Thursday, December 22, 2005
A commuter's blues - the post show
This is the final (hopefully) installment of this straphanger's report from the city pavements, so I'm gonna make this wrap-up nice and neat. Okay, I understand that the media has a job to do in covering this bloodless morsel of headlines, but it would be nice if I could navigate through City Hall without the ABC/CBS/NBC/Faux News crews clubbing me in the back with their tripods and camera equipment to keep up with the foot patrol and the Associated Press snapping flicks of oncomers (meaning me) wiping away a booger or struggling with excess baggage. In the eloquent words of that poet laureate Ludacris, move bitch, get out the way!
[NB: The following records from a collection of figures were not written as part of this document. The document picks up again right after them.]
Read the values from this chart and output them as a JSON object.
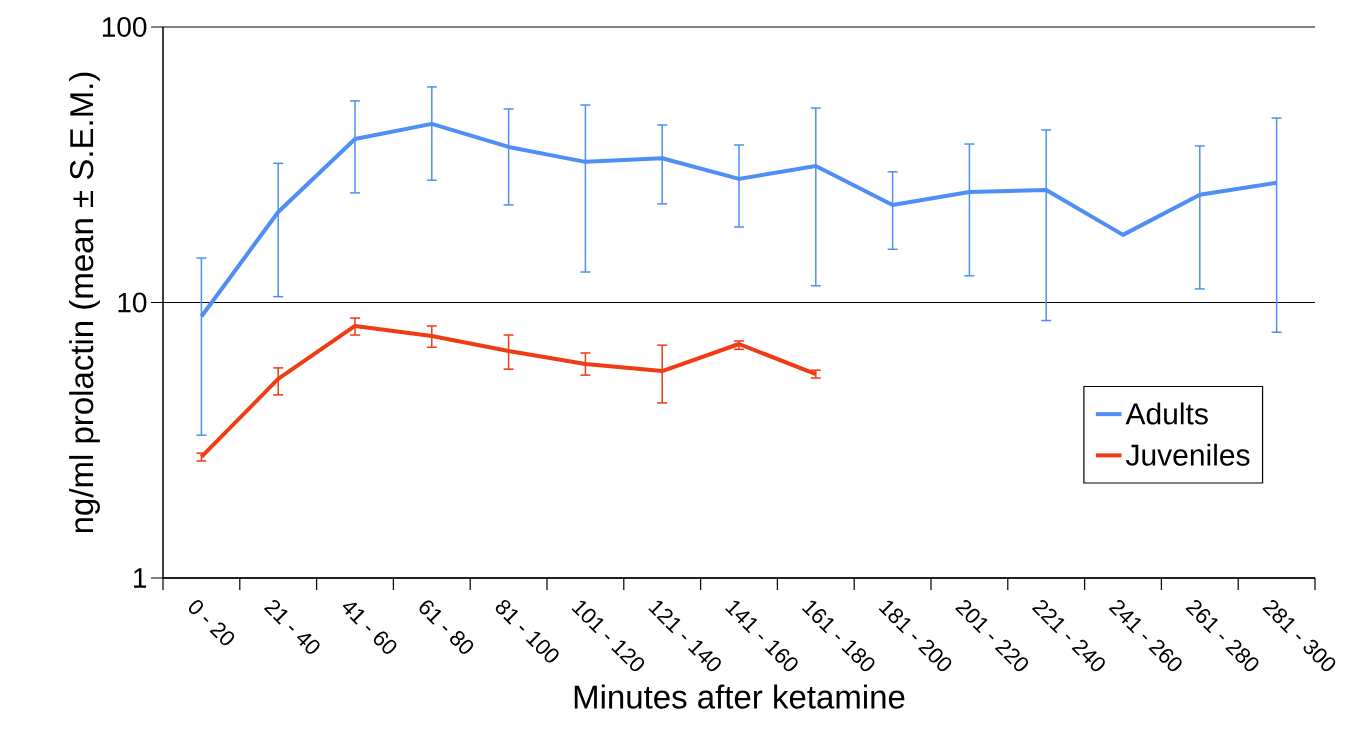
{
  "chart_data": {
    "type": "line",
    "xlabel": "Minutes after ketamine",
    "ylabel": "ng/ml prolactin (mean ± S.E.M.)",
    "categories": [
      "0 - 20",
      "21 - 40",
      "41 - 60",
      "61 - 80",
      "81 - 100",
      "101 - 120",
      "121 - 140",
      "141 - 160",
      "161 - 180",
      "181 - 200",
      "201 - 220",
      "221 - 240",
      "241 - 260",
      "261 - 280",
      "281 - 300"
    ],
    "series": [
      {
        "name": "Adults",
        "color": "#4f8ef5",
        "values": [
          8.9,
          21.3,
          39.2,
          44.5,
          36.7,
          32.4,
          33.4,
          28.1,
          31.3,
          22.6,
          25.2,
          25.6,
          17.6,
          24.6,
          27.2
        ],
        "errors": [
          [
            3.3,
            14.5
          ],
          [
            10.5,
            32
          ],
          [
            25,
            53.9
          ],
          [
            27.8,
            60.6
          ],
          [
            22.6,
            50.4
          ],
          [
            12.9,
            52.1
          ],
          [
            22.8,
            44.1
          ],
          [
            18.8,
            37.3
          ],
          [
            11.5,
            50.8
          ],
          [
            15.6,
            29.8
          ],
          [
            12.5,
            37.6
          ],
          [
            8.6,
            42.3
          ],
          null,
          [
            11.2,
            37
          ],
          [
            7.8,
            46.7
          ]
        ]
      },
      {
        "name": "Juveniles",
        "color": "#f03c14",
        "values": [
          2.75,
          5.28,
          8.22,
          7.56,
          6.67,
          5.98,
          5.64,
          7.07,
          5.5,
          null,
          null,
          null,
          null,
          null,
          null
        ],
        "errors": [
          [
            2.66,
            2.84
          ],
          [
            4.62,
            5.79
          ],
          [
            7.62,
            8.78
          ],
          [
            6.88,
            8.22
          ],
          [
            5.73,
            7.62
          ],
          [
            5.45,
            6.56
          ],
          [
            4.32,
            7.0
          ],
          [
            6.76,
            7.25
          ],
          [
            5.32,
            5.68
          ],
          null,
          null,
          null,
          null,
          null,
          null
        ]
      }
    ],
    "ylim": [
      1,
      100
    ],
    "yticks": [
      1,
      10,
      100
    ],
    "log": "y",
    "grid": "y",
    "legend": "right",
    "marker": "none",
    "line_style": "solid"
  }
}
Chaos in Gotham wouldn't be complete without the rest of the country taking potshots at the avalanche of media coverage surrounding this fiasco. An annoyed reader of the Public Eye sniped:
"All of the network newscasts tonight prominently featured the transit strike. One network had it as the top story. Is there some East Coast bias here? The vast majority of the country is not affected by, and is not particularly interested in, a transit strike in New York City."
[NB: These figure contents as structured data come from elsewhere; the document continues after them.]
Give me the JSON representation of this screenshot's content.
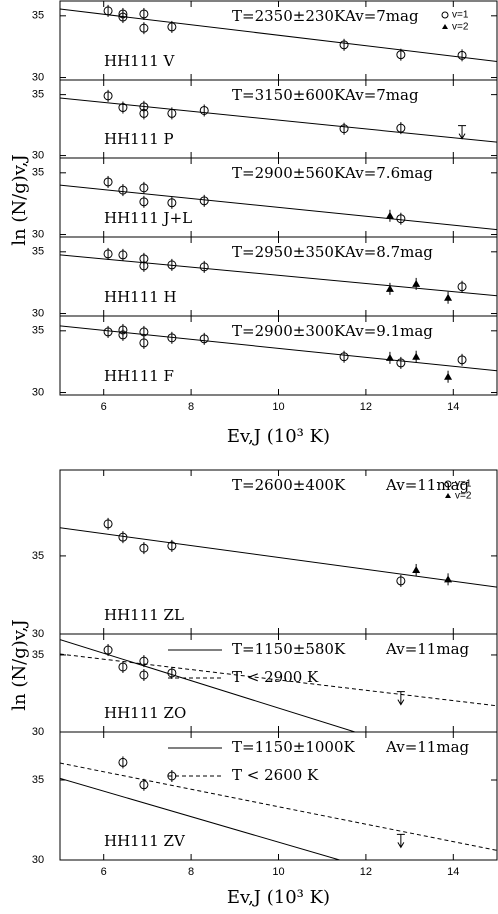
{
  "chart_data": [
    {
      "type": "scatter",
      "xlabel": "Ev,J (10³ K)",
      "ylabel": "ln (N/g)v,J",
      "xlim": [
        5,
        15
      ],
      "xticks": [
        6,
        8,
        10,
        12,
        14
      ],
      "panels": [
        {
          "label": "HH111 V",
          "temperature": "T=2350±230K",
          "extinction": "Av=7mag",
          "ylim": [
            29.8,
            36.2
          ],
          "yticks": [
            30,
            35
          ],
          "fits": [
            {
              "style": "solid",
              "x": [
                5,
                15
              ],
              "values": [
                35.55,
                31.3
              ]
            }
          ],
          "series": [
            {
              "name": "v=1",
              "marker": "circle",
              "x": [
                6.1,
                6.44,
                6.44,
                6.92,
                6.92,
                7.56,
                11.5,
                12.8,
                14.2
              ],
              "values": [
                35.4,
                35.15,
                34.9,
                35.15,
                34.0,
                34.1,
                32.65,
                31.85,
                31.8
              ]
            },
            {
              "name": "v=2",
              "marker": "triangle",
              "x": [],
              "values": []
            }
          ]
        },
        {
          "label": "HH111 P",
          "temperature": "T=3150±600K",
          "extinction": "Av=7mag",
          "ylim": [
            29.8,
            36.2
          ],
          "yticks": [
            30,
            35
          ],
          "fits": [
            {
              "style": "solid",
              "x": [
                5,
                15
              ],
              "values": [
                34.72,
                31.1
              ]
            }
          ],
          "series": [
            {
              "marker": "circle",
              "x": [
                6.1,
                6.44,
                6.92,
                6.92,
                7.56,
                8.3,
                11.5,
                12.8
              ],
              "values": [
                34.9,
                33.94,
                34.0,
                33.46,
                33.46,
                33.7,
                32.2,
                32.25
              ]
            }
          ],
          "upper_limits": {
            "x": [
              14.2
            ],
            "values": [
              31.8
            ]
          }
        },
        {
          "label": "HH111 J+L",
          "temperature": "T=2900±560K",
          "extinction": "Av=7.6mag",
          "ylim": [
            29.8,
            36.2
          ],
          "yticks": [
            30,
            35
          ],
          "fits": [
            {
              "style": "solid",
              "x": [
                5,
                15
              ],
              "values": [
                34.0,
                30.4
              ]
            }
          ],
          "series": [
            {
              "marker": "circle",
              "x": [
                6.1,
                6.44,
                6.92,
                6.92,
                7.56,
                8.3,
                12.8
              ],
              "values": [
                34.26,
                33.6,
                33.78,
                32.65,
                32.57,
                32.73,
                31.28
              ]
            },
            {
              "marker": "triangle",
              "x": [
                12.55
              ],
              "values": [
                31.52
              ]
            }
          ]
        },
        {
          "label": "HH111 H",
          "temperature": "T=2950±350K",
          "extinction": "Av=8.7mag",
          "ylim": [
            29.8,
            36.2
          ],
          "yticks": [
            30,
            35
          ],
          "fits": [
            {
              "style": "solid",
              "x": [
                5,
                15
              ],
              "values": [
                34.75,
                31.44
              ]
            }
          ],
          "series": [
            {
              "marker": "circle",
              "x": [
                6.1,
                6.44,
                6.92,
                6.92,
                7.56,
                8.3,
                14.2
              ],
              "values": [
                34.83,
                34.75,
                34.43,
                33.86,
                33.94,
                33.78,
                32.17
              ]
            },
            {
              "marker": "triangle",
              "x": [
                12.55,
                13.15,
                13.88
              ],
              "values": [
                32.0,
                32.4,
                31.28
              ]
            }
          ]
        },
        {
          "label": "HH111 F",
          "temperature": "T=2900±300K",
          "extinction": "Av=9.1mag",
          "ylim": [
            29.8,
            36.2
          ],
          "yticks": [
            30,
            35
          ],
          "fits": [
            {
              "style": "solid",
              "x": [
                5,
                15
              ],
              "values": [
                35.4,
                31.76
              ]
            }
          ],
          "series": [
            {
              "marker": "circle",
              "x": [
                6.1,
                6.44,
                6.44,
                6.92,
                6.92,
                7.56,
                8.3,
                11.5,
                12.8,
                14.2
              ],
              "values": [
                34.91,
                35.07,
                34.67,
                34.91,
                34.02,
                34.43,
                34.35,
                32.9,
                32.4,
                32.65
              ]
            },
            {
              "marker": "triangle",
              "x": [
                12.55,
                13.15,
                13.88
              ],
              "values": [
                32.81,
                32.9,
                31.28
              ]
            }
          ]
        }
      ]
    },
    {
      "type": "scatter",
      "xlabel": "Ev,J (10³ K)",
      "ylabel": "ln (N/g)v,J",
      "xlim": [
        5,
        15
      ],
      "xticks": [
        6,
        8,
        10,
        12,
        14
      ],
      "panels": [
        {
          "label": "HH111 ZL",
          "temperature": "T=2600±400K",
          "extinction": "Av=11mag",
          "ylim": [
            30,
            40.5
          ],
          "yticks": [
            30,
            35
          ],
          "fits": [
            {
              "style": "solid",
              "x": [
                5,
                15
              ],
              "values": [
                36.8,
                33.0
              ]
            }
          ],
          "series": [
            {
              "name": "v=1",
              "marker": "circle",
              "x": [
                6.1,
                6.44,
                6.92,
                7.56,
                12.8
              ],
              "values": [
                37.05,
                36.2,
                35.5,
                35.64,
                33.4
              ]
            },
            {
              "name": "v=2",
              "marker": "triangle",
              "x": [
                13.15,
                13.88
              ],
              "values": [
                34.1,
                33.5
              ]
            }
          ]
        },
        {
          "label": "HH111 ZO",
          "extinction": "Av=11mag",
          "ylim": [
            30,
            36.36
          ],
          "yticks": [
            30,
            35
          ],
          "fits": [
            {
              "name": "T=1150±580K",
              "style": "solid",
              "x": [
                5,
                11.75
              ],
              "values": [
                36.0,
                30.0
              ]
            },
            {
              "name": "T < 2900 K",
              "style": "dashed",
              "x": [
                5,
                15
              ],
              "values": [
                35.06,
                31.7
              ]
            }
          ],
          "series": [
            {
              "marker": "circle",
              "x": [
                6.1,
                6.44,
                6.92,
                6.92,
                7.56
              ],
              "values": [
                35.32,
                34.22,
                34.6,
                33.7,
                33.83
              ]
            }
          ],
          "upper_limits": {
            "x": [
              12.8
            ],
            "values": [
              32.1
            ]
          }
        },
        {
          "label": "HH111 ZV",
          "extinction": "Av=11mag",
          "ylim": [
            30,
            38
          ],
          "yticks": [
            30,
            35
          ],
          "fits": [
            {
              "name": "T=1150±1000K",
              "style": "solid",
              "x": [
                5,
                11.4
              ],
              "values": [
                35.1,
                30.0
              ]
            },
            {
              "name": "T < 2600 K",
              "style": "dashed",
              "x": [
                5,
                15
              ],
              "values": [
                36.06,
                30.6
              ]
            }
          ],
          "series": [
            {
              "marker": "circle",
              "x": [
                6.44,
                6.92,
                7.56
              ],
              "values": [
                36.1,
                34.7,
                35.25
              ]
            }
          ],
          "upper_limits": {
            "x": [
              12.8
            ],
            "values": [
              31.1
            ]
          }
        }
      ]
    }
  ]
}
Hm. Let's see...with City Comptroller William Thompson estimating the cost to New York's economy at $400 million the first day and $300 million for each subsequent weekday the transit workers are out, NYC being a $450 billion economy on its own and the entire metro area boosting that figure to an eye-popping $808 billion and being the international crossroads of finances, I'd think twice about not pulling your head out of your ass to recognize that this doesn't let the air out of our parcity alone, but on a national scale as well. Let that one marinate, hick boy.
2 Comments:
- Naro% commented at 12/23/2005 04:11:00 PM~
"the eloquent words of that poet laureate Ludacris"
You had me blowin coffee outta my nose with that one girl!!!!!!!!
You crazy!!!
Peace- Fresh commented at 12/23/2005 09:15:00 PM~
Great reporting...have a great holiday. I'll be checking on you next year.